About the job
Atlas is revolutionizing the restaurant industry by developing a comprehensive operating system designed to streamline the processes of starting, managing, and expanding restaurants, whether online or offline. The talented team at Atlas previously founded Grain, a venture-backed online restaurant that achieved millions in revenue. Today, Atlas empowers restaurants with innovative solutions such as online storefronts, POS systems, third-party logistics, and seamless integrations with food platforms and AI technologies.
Our current clientele includes notable names like SaladStop, Killiney, and Haidilao, and we are continuously bringing new brands into our ecosystem, including Casa Vostra, Artichoke, and Wewa, adding fresh restaurants every week.
Our team and investors hail from prestigious companies such as Y Combinator, Global Founders Capital, Grain, Accenture, Microsoft, Udacity, McKinsey, and Salesforce.

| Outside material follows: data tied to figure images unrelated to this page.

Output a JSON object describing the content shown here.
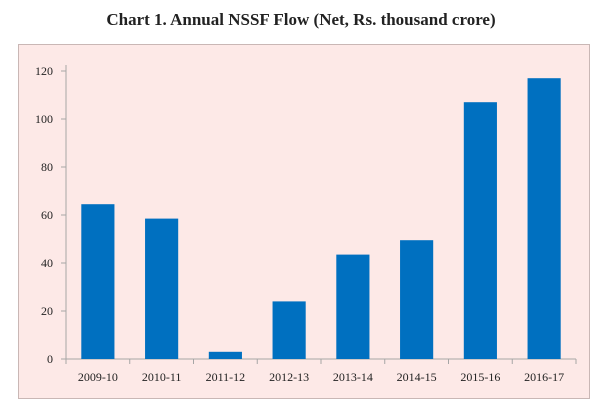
{
  "chart_data": {
    "type": "bar",
    "title": "Chart 1. Annual NSSF Flow (Net, Rs. thousand crore)",
    "xlabel": "",
    "ylabel": "",
    "categories": [
      "2009-10",
      "2010-11",
      "2011-12",
      "2012-13",
      "2013-14",
      "2014-15",
      "2015-16",
      "2016-17"
    ],
    "values": [
      64.5,
      58.5,
      3,
      24,
      43.5,
      49.5,
      107,
      117
    ],
    "ylim": [
      0,
      120
    ],
    "yticks": [
      0,
      20,
      40,
      60,
      80,
      100,
      120
    ],
    "grid": false,
    "legend": "none",
    "bar_color": "#0070c0",
    "background_color": "#fde9e7",
    "axis_color": "#a6a6a6"
  }
}
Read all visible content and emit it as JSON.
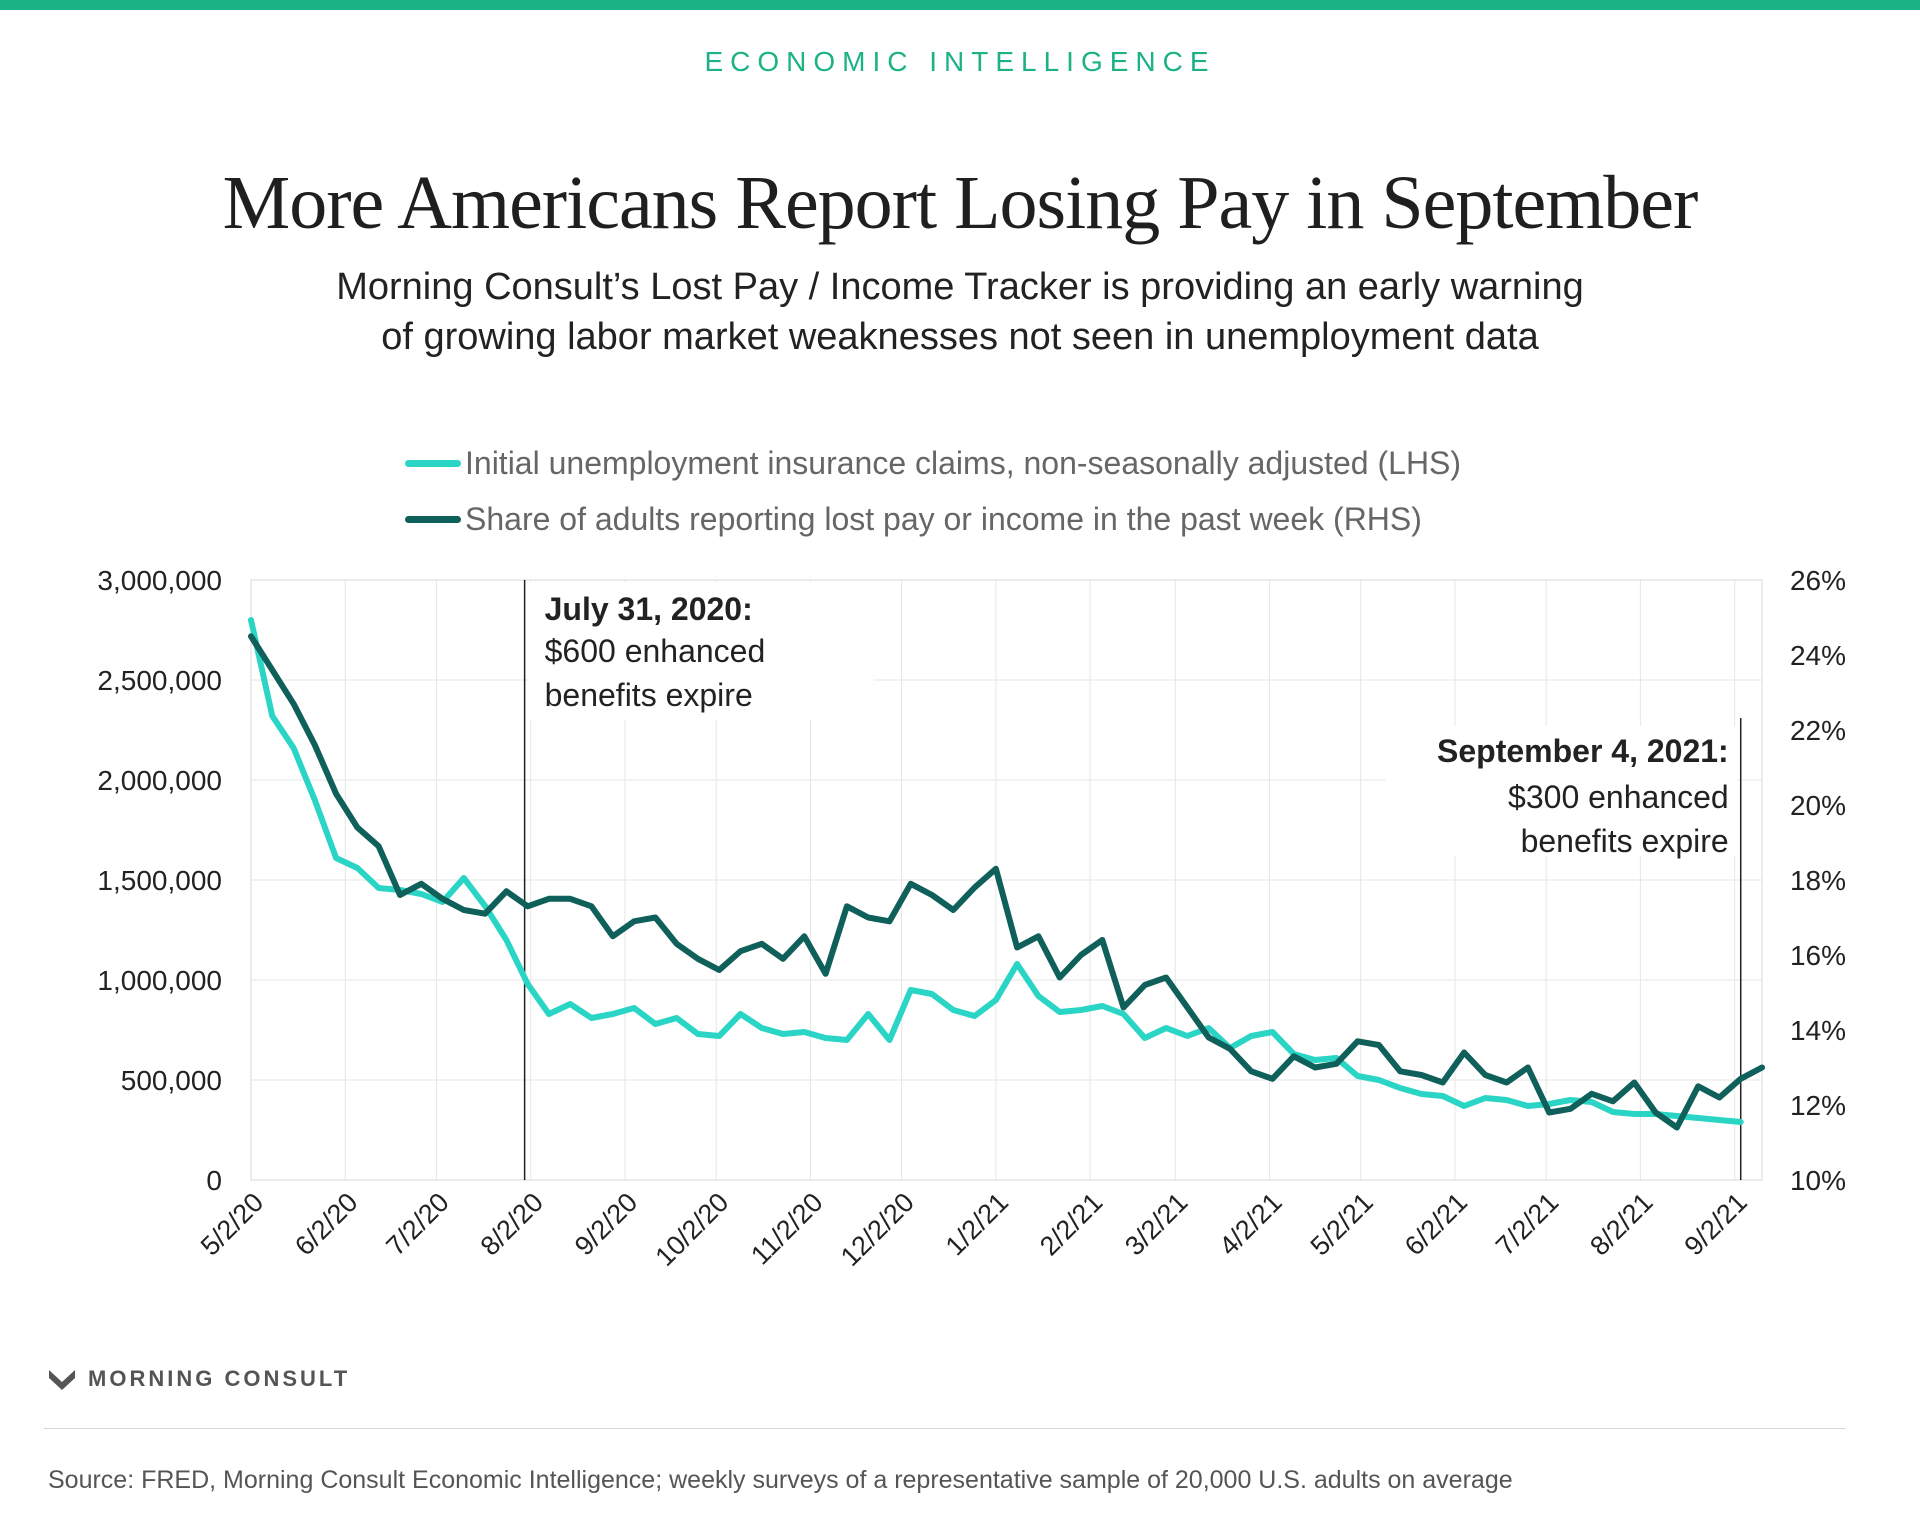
{
  "colors": {
    "accent": "#1bb386",
    "claims_line": "#2ad5c5",
    "lostpay_line": "#0f5f5a",
    "grid": "#e6e6e6",
    "text": "#222222"
  },
  "header": {
    "kicker": "ECONOMIC INTELLIGENCE",
    "title": "More Americans Report Losing Pay in September",
    "subtitle_line1": "Morning Consult’s Lost Pay / Income Tracker is providing an early warning",
    "subtitle_line2": "of growing labor market weaknesses not seen in unemployment data"
  },
  "footer": {
    "logo_text": "MORNING CONSULT",
    "source": "Source: FRED, Morning Consult Economic Intelligence; weekly surveys of a representative sample of 20,000 U.S. adults on average"
  },
  "chart_data": {
    "type": "line",
    "title": "More Americans Report Losing Pay in September",
    "legend_position": "top",
    "grid": true,
    "x_axis": {
      "ticks": [
        "5/2/20",
        "6/2/20",
        "7/2/20",
        "8/2/20",
        "9/2/20",
        "10/2/20",
        "11/2/20",
        "12/2/20",
        "1/2/21",
        "2/2/21",
        "3/2/21",
        "4/2/21",
        "5/2/21",
        "6/2/21",
        "7/2/21",
        "8/2/21",
        "9/2/21"
      ],
      "range": [
        "2020-05-02",
        "2021-09-11"
      ]
    },
    "y_left": {
      "ticks": [
        "0",
        "500,000",
        "1,000,000",
        "1,500,000",
        "2,000,000",
        "2,500,000",
        "3,000,000"
      ],
      "range": [
        0,
        3000000
      ]
    },
    "y_right": {
      "ticks": [
        "10%",
        "12%",
        "14%",
        "16%",
        "18%",
        "20%",
        "22%",
        "24%",
        "26%"
      ],
      "range": [
        10,
        26
      ]
    },
    "series": [
      {
        "name": "Initial unemployment insurance claims, non-seasonally adjusted (LHS)",
        "axis": "left",
        "points": [
          [
            "2020-05-02",
            2800000
          ],
          [
            "2020-05-09",
            2320000
          ],
          [
            "2020-05-16",
            2160000
          ],
          [
            "2020-05-23",
            1900000
          ],
          [
            "2020-05-30",
            1610000
          ],
          [
            "2020-06-06",
            1560000
          ],
          [
            "2020-06-13",
            1460000
          ],
          [
            "2020-06-20",
            1450000
          ],
          [
            "2020-06-27",
            1430000
          ],
          [
            "2020-07-04",
            1390000
          ],
          [
            "2020-07-11",
            1510000
          ],
          [
            "2020-07-18",
            1370000
          ],
          [
            "2020-07-25",
            1200000
          ],
          [
            "2020-08-01",
            980000
          ],
          [
            "2020-08-08",
            830000
          ],
          [
            "2020-08-15",
            880000
          ],
          [
            "2020-08-22",
            810000
          ],
          [
            "2020-08-29",
            830000
          ],
          [
            "2020-09-05",
            860000
          ],
          [
            "2020-09-12",
            780000
          ],
          [
            "2020-09-19",
            810000
          ],
          [
            "2020-09-26",
            730000
          ],
          [
            "2020-10-03",
            720000
          ],
          [
            "2020-10-10",
            830000
          ],
          [
            "2020-10-17",
            760000
          ],
          [
            "2020-10-24",
            730000
          ],
          [
            "2020-10-31",
            740000
          ],
          [
            "2020-11-07",
            710000
          ],
          [
            "2020-11-14",
            700000
          ],
          [
            "2020-11-21",
            830000
          ],
          [
            "2020-11-28",
            700000
          ],
          [
            "2020-12-05",
            950000
          ],
          [
            "2020-12-12",
            930000
          ],
          [
            "2020-12-19",
            850000
          ],
          [
            "2020-12-26",
            820000
          ],
          [
            "2021-01-02",
            900000
          ],
          [
            "2021-01-09",
            1080000
          ],
          [
            "2021-01-16",
            920000
          ],
          [
            "2021-01-23",
            840000
          ],
          [
            "2021-01-30",
            850000
          ],
          [
            "2021-02-06",
            870000
          ],
          [
            "2021-02-13",
            830000
          ],
          [
            "2021-02-20",
            710000
          ],
          [
            "2021-02-27",
            760000
          ],
          [
            "2021-03-06",
            720000
          ],
          [
            "2021-03-13",
            760000
          ],
          [
            "2021-03-20",
            660000
          ],
          [
            "2021-03-27",
            720000
          ],
          [
            "2021-04-03",
            740000
          ],
          [
            "2021-04-10",
            630000
          ],
          [
            "2021-04-17",
            600000
          ],
          [
            "2021-04-24",
            610000
          ],
          [
            "2021-05-01",
            520000
          ],
          [
            "2021-05-08",
            500000
          ],
          [
            "2021-05-15",
            460000
          ],
          [
            "2021-05-22",
            430000
          ],
          [
            "2021-05-29",
            420000
          ],
          [
            "2021-06-05",
            370000
          ],
          [
            "2021-06-12",
            410000
          ],
          [
            "2021-06-19",
            400000
          ],
          [
            "2021-06-26",
            370000
          ],
          [
            "2021-07-03",
            380000
          ],
          [
            "2021-07-10",
            400000
          ],
          [
            "2021-07-17",
            390000
          ],
          [
            "2021-07-24",
            340000
          ],
          [
            "2021-07-31",
            330000
          ],
          [
            "2021-08-07",
            330000
          ],
          [
            "2021-08-14",
            320000
          ],
          [
            "2021-08-21",
            310000
          ],
          [
            "2021-08-28",
            300000
          ],
          [
            "2021-09-04",
            290000
          ]
        ]
      },
      {
        "name": "Share of adults reporting lost pay or income in the past week (RHS)",
        "axis": "right",
        "points": [
          [
            "2020-05-02",
            24.5
          ],
          [
            "2020-05-09",
            23.6
          ],
          [
            "2020-05-16",
            22.7
          ],
          [
            "2020-05-23",
            21.6
          ],
          [
            "2020-05-30",
            20.3
          ],
          [
            "2020-06-06",
            19.4
          ],
          [
            "2020-06-13",
            18.9
          ],
          [
            "2020-06-20",
            17.6
          ],
          [
            "2020-06-27",
            17.9
          ],
          [
            "2020-07-04",
            17.5
          ],
          [
            "2020-07-11",
            17.2
          ],
          [
            "2020-07-18",
            17.1
          ],
          [
            "2020-07-25",
            17.7
          ],
          [
            "2020-08-01",
            17.3
          ],
          [
            "2020-08-08",
            17.5
          ],
          [
            "2020-08-15",
            17.5
          ],
          [
            "2020-08-22",
            17.3
          ],
          [
            "2020-08-29",
            16.5
          ],
          [
            "2020-09-05",
            16.9
          ],
          [
            "2020-09-12",
            17.0
          ],
          [
            "2020-09-19",
            16.3
          ],
          [
            "2020-09-26",
            15.9
          ],
          [
            "2020-10-03",
            15.6
          ],
          [
            "2020-10-10",
            16.1
          ],
          [
            "2020-10-17",
            16.3
          ],
          [
            "2020-10-24",
            15.9
          ],
          [
            "2020-10-31",
            16.5
          ],
          [
            "2020-11-07",
            15.5
          ],
          [
            "2020-11-14",
            17.3
          ],
          [
            "2020-11-21",
            17.0
          ],
          [
            "2020-11-28",
            16.9
          ],
          [
            "2020-12-05",
            17.9
          ],
          [
            "2020-12-12",
            17.6
          ],
          [
            "2020-12-19",
            17.2
          ],
          [
            "2020-12-26",
            17.8
          ],
          [
            "2021-01-02",
            18.3
          ],
          [
            "2021-01-09",
            16.2
          ],
          [
            "2021-01-16",
            16.5
          ],
          [
            "2021-01-23",
            15.4
          ],
          [
            "2021-01-30",
            16.0
          ],
          [
            "2021-02-06",
            16.4
          ],
          [
            "2021-02-13",
            14.6
          ],
          [
            "2021-02-20",
            15.2
          ],
          [
            "2021-02-27",
            15.4
          ],
          [
            "2021-03-06",
            14.6
          ],
          [
            "2021-03-13",
            13.8
          ],
          [
            "2021-03-20",
            13.5
          ],
          [
            "2021-03-27",
            12.9
          ],
          [
            "2021-04-03",
            12.7
          ],
          [
            "2021-04-10",
            13.3
          ],
          [
            "2021-04-17",
            13.0
          ],
          [
            "2021-04-24",
            13.1
          ],
          [
            "2021-05-01",
            13.7
          ],
          [
            "2021-05-08",
            13.6
          ],
          [
            "2021-05-15",
            12.9
          ],
          [
            "2021-05-22",
            12.8
          ],
          [
            "2021-05-29",
            12.6
          ],
          [
            "2021-06-05",
            13.4
          ],
          [
            "2021-06-12",
            12.8
          ],
          [
            "2021-06-19",
            12.6
          ],
          [
            "2021-06-26",
            13.0
          ],
          [
            "2021-07-03",
            11.8
          ],
          [
            "2021-07-10",
            11.9
          ],
          [
            "2021-07-17",
            12.3
          ],
          [
            "2021-07-24",
            12.1
          ],
          [
            "2021-07-31",
            12.6
          ],
          [
            "2021-08-07",
            11.8
          ],
          [
            "2021-08-14",
            11.4
          ],
          [
            "2021-08-21",
            12.5
          ],
          [
            "2021-08-28",
            12.2
          ],
          [
            "2021-09-04",
            12.7
          ],
          [
            "2021-09-11",
            13.0
          ]
        ]
      }
    ],
    "annotations": [
      {
        "date": "2020-07-31",
        "heading": "July 31, 2020:",
        "line1": "$600 enhanced",
        "line2": "benefits expire",
        "align": "left"
      },
      {
        "date": "2021-09-04",
        "heading": "September 4, 2021:",
        "line1": "$300 enhanced",
        "line2": "benefits expire",
        "align": "right"
      }
    ]
  }
}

Explore our hiring memo here.
Role Overview
The Product Infrastructure Engineers at Atlas are crucial in propelling every engineering effort forward. You will construct the systems that enhance the safety, speed, and predictability of our shipping processes.
Your work will be situated at the crossroads of infrastructure and product, with the systems you design powering the fundamental experiences that span compute, databases, APIs, deployment pipelines, and measurement frameworks. Your contributions will not only support scalability; they will shape the evolution of Atlas as a product.
Key Responsibilities
- Design and develop robust infrastructure for multi-tenant computing, databases, queuing systems, and observability tools.

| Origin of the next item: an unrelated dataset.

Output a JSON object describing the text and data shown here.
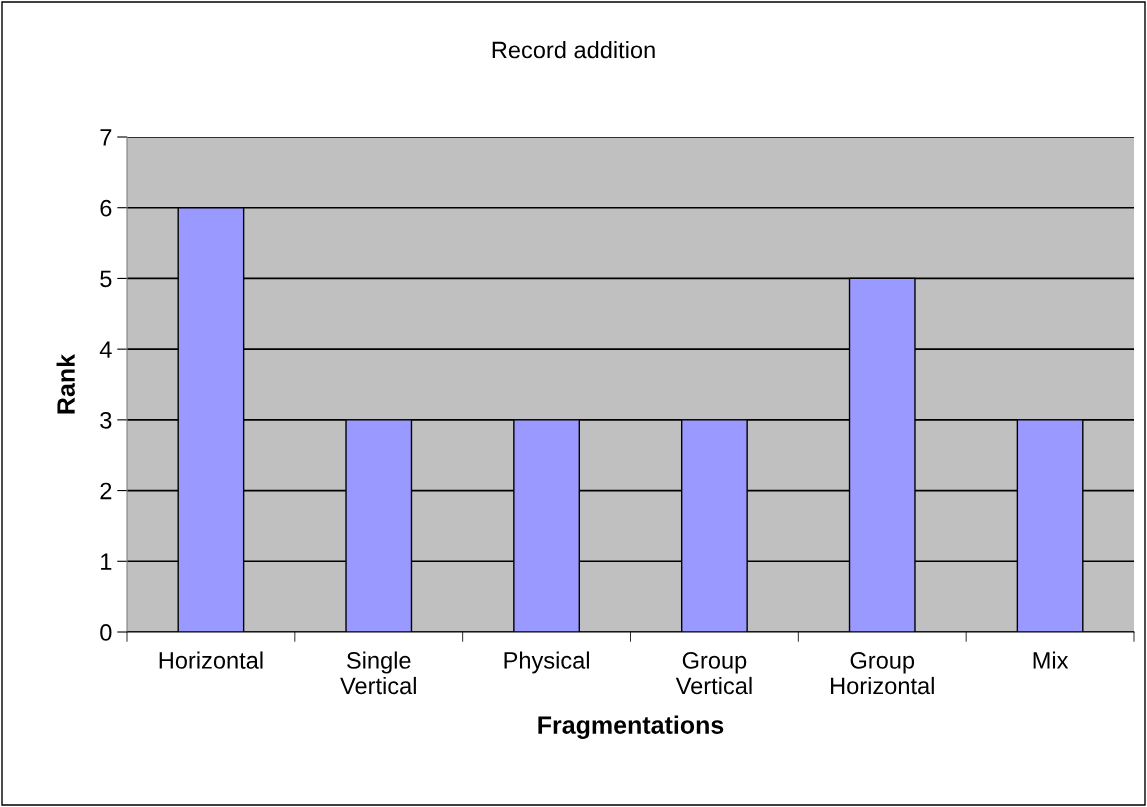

- Enhance deployment pipelines, implement feature gating, and facilitate canary rollouts to ensure safe and rapid shipping.
- Scale shared services and core platform components utilized across the Atlas ecosystem.
- Develop internal tools for monitoring, metrics, and experimentation to foster learning and reliability.
- Collaborate with product engineers to ensure scalability, performance, and fault tolerance are prioritized from the outset.
- Reassess abstractions and defaults that could hinder speed or resilience.
Required Skills and Experience
- 6+ years of experience in Software Engineering or Site Reliability Engineering (or Infrastructure Engineering).
- Proficiency with container orchestration platforms and tools such as Docker and Kubernetes.
- Experience with infrastructure as code and configuration management tools.
- Strong incident management skills and experience leading incident responses.
- Familiarity with Google Cloud Platform services and tools.
- Knowledge of modern observability platforms like Prometheus, Grafana, and ScoutAPM.
- Experience with Ruby on Rails and PostgreSQL is a plus.
Ideal Candidate Attributes
- You value speed and craftsmanship equally.
- You have created solutions that enhance both the product and the development process.
- You possess a systems-oriented mindset, understanding how code, data, and infrastructure influence product development.